Grow & Thrive Wellness
The year I stopped skipping checkups, and what a proper preventive health screen actually catches.
Preventive health screening and the checks that are worth your time.

Booking my first proper health check at 46. Which add-ons were worth it for you and which just generated worry?

Choosing what to test · started Oct 5, 2025 · 4 replies Locked

October 5, 2025, 7:22 pm#1

Right, I've decided this is the year I stop being the man who "never goes to the doctor". Booking a proper checkup, and the clinic's menu is where I've come unstuck. The core package is bloods, blood pressure, the sensible-sounding basics. Then there's a page of add-ons: heart calcium score, full-body MRI, a panel of tumour marker blood tests, ultrasounds of various organs, and the prices climb fast.

My instinct says more information = better, but I've read enough on this site to suspect that instinct is exactly what the menu is designed for.

So, people who've actually bought these: which add-ons would you pay for again, and which do you wish you'd left alone? Family history on my side is heart disease (dad, both uncles), if that changes the answer.

October 6, 2025, 8:14 am#2

With that family history, the one add-on I'd look hardest at is the calcium score, and I say that as someone who bought it for the same reason (dad, heart attack at 61). Mine came back higher than expected for a runner, which was not a fun letter, but it was actionable, my doctor and I had a completely different conversation about prevention than we'd have had without it. It changed actual decisions. That's my bar for a test now: would a result change anything we'd do?

The full-body MRI I looked at for a long time and walked away from, after reading up on how often they find harmless somethings that then need chasing. I've told my nodule story elsewhere on this board and that was from a much narrower scan.

Ask the clinic which add-ons they'd recommend FOR YOUR HISTORY rather than which are available. The good ones answer that question happily. The menu-ish ones get vague.

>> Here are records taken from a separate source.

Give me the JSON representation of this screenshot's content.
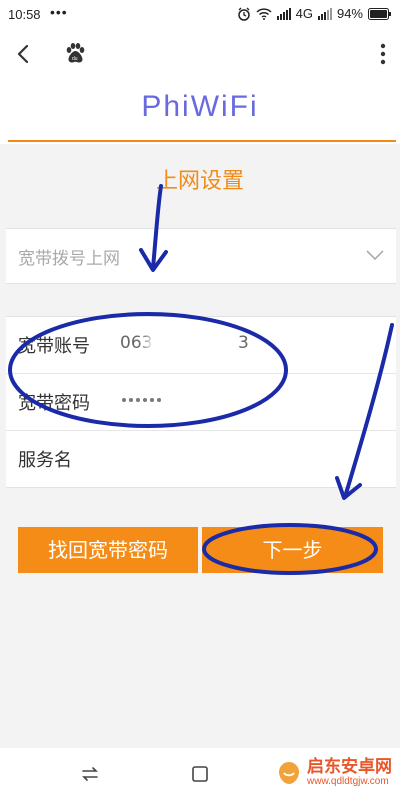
{
  "status_bar": {
    "time": "10:58",
    "dots": "•••",
    "network": "4G",
    "battery": "94%"
  },
  "toolbar": {
    "back_icon": "back-arrow-icon",
    "browser_icon": "baidu-paw-icon",
    "more_icon": "more-vertical-icon"
  },
  "brand": {
    "logo_text": "PhiWiFi",
    "accent_color": "#f28a18",
    "logo_color": "#6a6ae0"
  },
  "page": {
    "title": "上网设置"
  },
  "connection_select": {
    "selected": "宽带拨号上网"
  },
  "form": {
    "account_label": "宽带账号",
    "account_value_start": "063",
    "account_value_end": "3",
    "password_label": "宽带密码",
    "password_mask_count": 6,
    "service_label": "服务名"
  },
  "buttons": {
    "recover_password": "找回宽带密码",
    "next": "下一步",
    "button_color": "#f48c17"
  },
  "annotation": {
    "color": "#1a2aa8"
  },
  "nav_bar": {
    "icons": [
      "switch-icon",
      "home-square-icon"
    ]
  },
  "watermark": {
    "main": "启东安卓网",
    "sub": "www.qdldtgjw.com"
  }
}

October 6, 2025, 12:37 pm#3

dgb1968 said:

My instinct says more information = better

This instinct cost me about five months. I did the full-body MRI two years ago, it found two "incidental findings of uncertain significance", and both needed follow-up imaging before anyone would say the magic word benign. Which they both were.

I'm not saying nobody should ever have one. I'm saying I went in expecting reassurance and came out with homework, and nobody at the sales end had prepared me for that being the LIKELY outcome, not the unlucky one. Wouldn't buy it again. The boring bloods, every time.

October 7, 2025, 10:02 am#4

This thread is turning into the page I wish I'd read before my own first checkup, so let me add the founding story of this site: the test that changed my life was not a scan with a waiting list and a four-figure price. It was a blood pressure cuff. A workplace screening I nearly skipped found a number high enough to matter, confirmed over a few more visits, zero symptoms, and catching it early rerouted everything since. The cheapest, least glamorous item on every menu is the one that actually caught something in my case.

That experience is why the site's guide on whether to pay for a private screening package spends so much time on the boring core and so little on the brochure stars. The pattern gregor names, "would the result change what we'd do", is also the spine of it.

dgb, the family history you mention is exactly the kind of thing that should shape the answer, and shape it in conversation with your own doctor rather than at the checkout page. Take the menu to them, not the other way round. Report back on what you pick, threads like this are much more useful with endings.

November 20, 2025, 6:55 pm#5

Update as ordered. Took the menu to my doctor, slightly sheepish, expecting to be laughed at. Wasn't. We settled on the core package plus the calcium score (the family history swung it, exactly as gregor predicted), and a firm no to the full-body MRI and the tumour marker panel, her words were that for someone with no symptoms they'd mostly be "buying questions, not answers".

Booked for the second week of January. Will report back on how it goes.

This discussion closed after 60 days without a new post. A result, a symptom, or a screening decision of your own needs your clinician, who knows your history; readers here can only tell you theirs.